Community: Welshpool (Y Trallwng)
Built-Up Area: Welshpool
Traditional County: Montgomeryshire
The school was opened in June 1951, designed by Herbert Carr, County Architect for Montgomeryshire. The first post-war school to be completed in Welshpool, it was considered to be a model of its type.
The building has a highly unusual plan, with a 'cellular' or 'island' layout in which the 5 classrooms form separate blocks, each with its own cloakroom facilities, connected to the main assembly hall by corridors and covered ways. Built on a steeply sloping site, facing S, the hall with its kitchens and service rooms forms the central block of a rear range parallel to the slope, linked by a covered way to symmetrically planned classroom blocks to either side, and by 2 corridors which run down hill to either side of a central classroom, to connect with 2 further classrooms at the lower end of the site. Buff brick and concrete construction, with steep green tiled roofs. Each classroom has continuous fenestration ( with metal glazing bars) in its S-facing principle elevation, recessed and with the roof carried forward on bold, raking eaves; each is flanked by store-room and cloakroom blocks, expressed externally by their flat roofed construction, and in the lower classrooms forming a continuation of the flat-roofed corridors which run to the rear. The upper classrooms each have French windows - the lower and central classrooms have tall concertina-folding windows. Each of these blocks has an independent entrance (into the cloakroom) - there is no main entrance to the school. Smaller windows set high up in these service blocks and the corridors. The central classroom is similarly detailed, with cloakrooms and offices on the outer sides of its flanking corridors, and paired glazed-brick windows (lighting the corridors) flanking the recessed main window. The upper classrooms have continuous fenestration in their upper elevations; smaller windows to either side of rear chimney in central classroom, and top lighting (above the corridors) in the lower classrooms - thus providing through lighting and ventilation in each of the blocks. The hall is primarily lit from the rear, with the roof carried forward slightly over the 5 windows (with pivoting openings). Outer paired doors in the S elevation onto the covered way, with 3 windows between them.

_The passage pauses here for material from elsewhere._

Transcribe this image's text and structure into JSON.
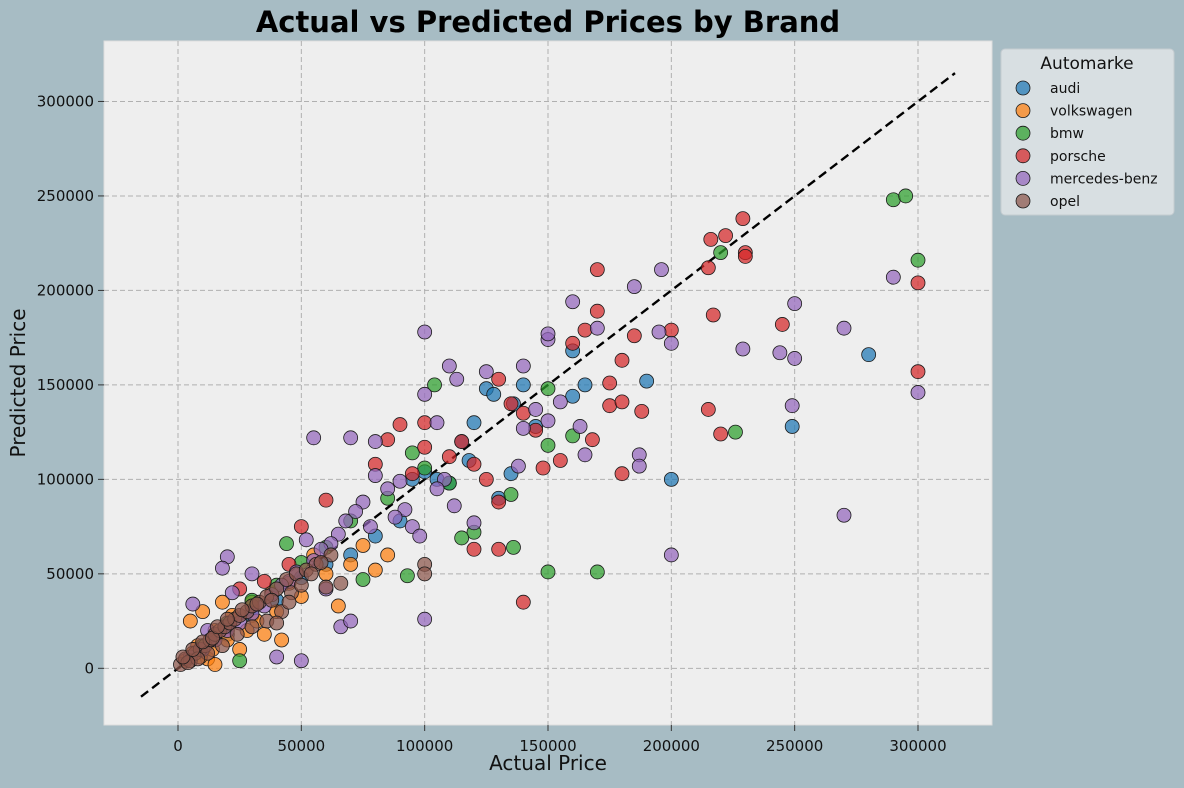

The building is simply detailed internally, the rooms characterised by the large areas of window. The plan arrangement in which cloakroom facilities are integral to each classroom block is also a distinctive feature of the layout.

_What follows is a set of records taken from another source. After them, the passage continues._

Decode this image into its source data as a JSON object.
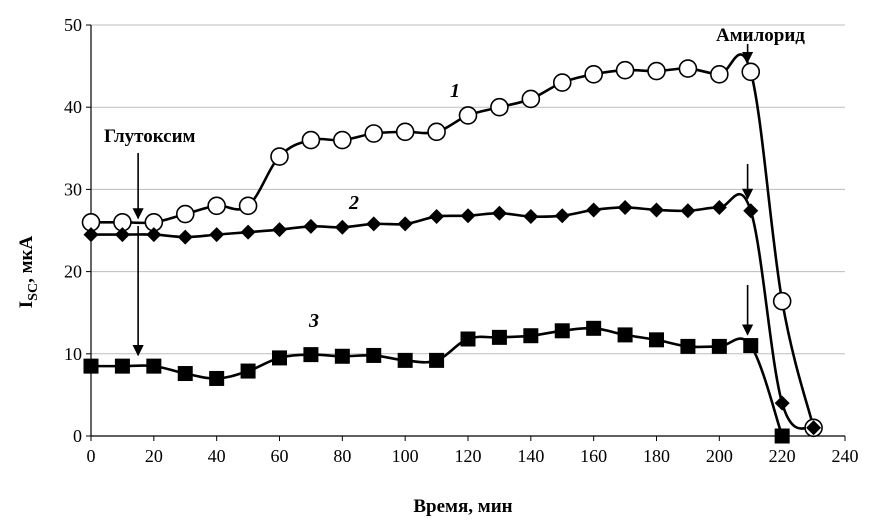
{
  "chart_data": {
    "type": "line",
    "title": "",
    "xlabel": "Время, мин",
    "ylabel_main": "I",
    "ylabel_sub": "SC",
    "ylabel_rest": ", мкА",
    "xlim": [
      0,
      240
    ],
    "ylim": [
      0,
      50
    ],
    "xticks": [
      0,
      20,
      40,
      60,
      80,
      100,
      120,
      140,
      160,
      180,
      200,
      220,
      240
    ],
    "yticks": [
      0,
      10,
      20,
      30,
      40,
      50
    ],
    "grid": "horizontal",
    "series": [
      {
        "name": "1",
        "marker": "open-circle",
        "x": [
          0,
          10,
          20,
          30,
          40,
          50,
          60,
          70,
          80,
          90,
          100,
          110,
          120,
          130,
          140,
          150,
          160,
          170,
          180,
          190,
          200,
          210,
          220,
          230
        ],
        "y": [
          26,
          26,
          26,
          27,
          28,
          28,
          34,
          36,
          36,
          36.8,
          37,
          37,
          39,
          40,
          41,
          43,
          44,
          44.5,
          44.4,
          44.7,
          44,
          44.3,
          16.4,
          1
        ]
      },
      {
        "name": "2",
        "marker": "diamond",
        "x": [
          0,
          10,
          20,
          30,
          40,
          50,
          60,
          70,
          80,
          90,
          100,
          110,
          120,
          130,
          140,
          150,
          160,
          170,
          180,
          190,
          200,
          210,
          220,
          230
        ],
        "y": [
          24.5,
          24.5,
          24.5,
          24.2,
          24.5,
          24.8,
          25.1,
          25.5,
          25.4,
          25.8,
          25.8,
          26.7,
          26.8,
          27.1,
          26.7,
          26.8,
          27.5,
          27.8,
          27.5,
          27.4,
          27.8,
          27.4,
          4,
          1
        ]
      },
      {
        "name": "3",
        "marker": "filled-square",
        "x": [
          0,
          10,
          20,
          30,
          40,
          50,
          60,
          70,
          80,
          90,
          100,
          110,
          120,
          130,
          140,
          150,
          160,
          170,
          180,
          190,
          200,
          210,
          220
        ],
        "y": [
          8.5,
          8.5,
          8.5,
          7.6,
          7,
          7.9,
          9.5,
          9.9,
          9.7,
          9.8,
          9.2,
          9.2,
          11.8,
          12,
          12.2,
          12.8,
          13.1,
          12.3,
          11.7,
          10.9,
          10.9,
          11,
          0
        ]
      }
    ],
    "annotations": {
      "glutoxim": "Глутоксим",
      "amilorid": "Амилорид"
    }
  }
}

Listed as an exceptionally good example of a school building in the ambitious post-war programme of development in Montgomeryshire: a programme given a strong character through the work of Herbert Carr. Ardwyn School was considered to be a model of innovative planning when it was built and gives lucid architectural expression to the educational ideas which were influential in the early 1950's: in particular, its cellular plan in which each classroom is a self-contained unit, laid out in such a way as to gain maximum use of natural light, ventilation and prospect, is a highly imaginative response to concepts of active learning. The clear separation of the different elements of the building is combined with a dynamic overall composition, using the distinctive architectural vocabulary of Herbert Carr to create a highly original example of an important post-war building type.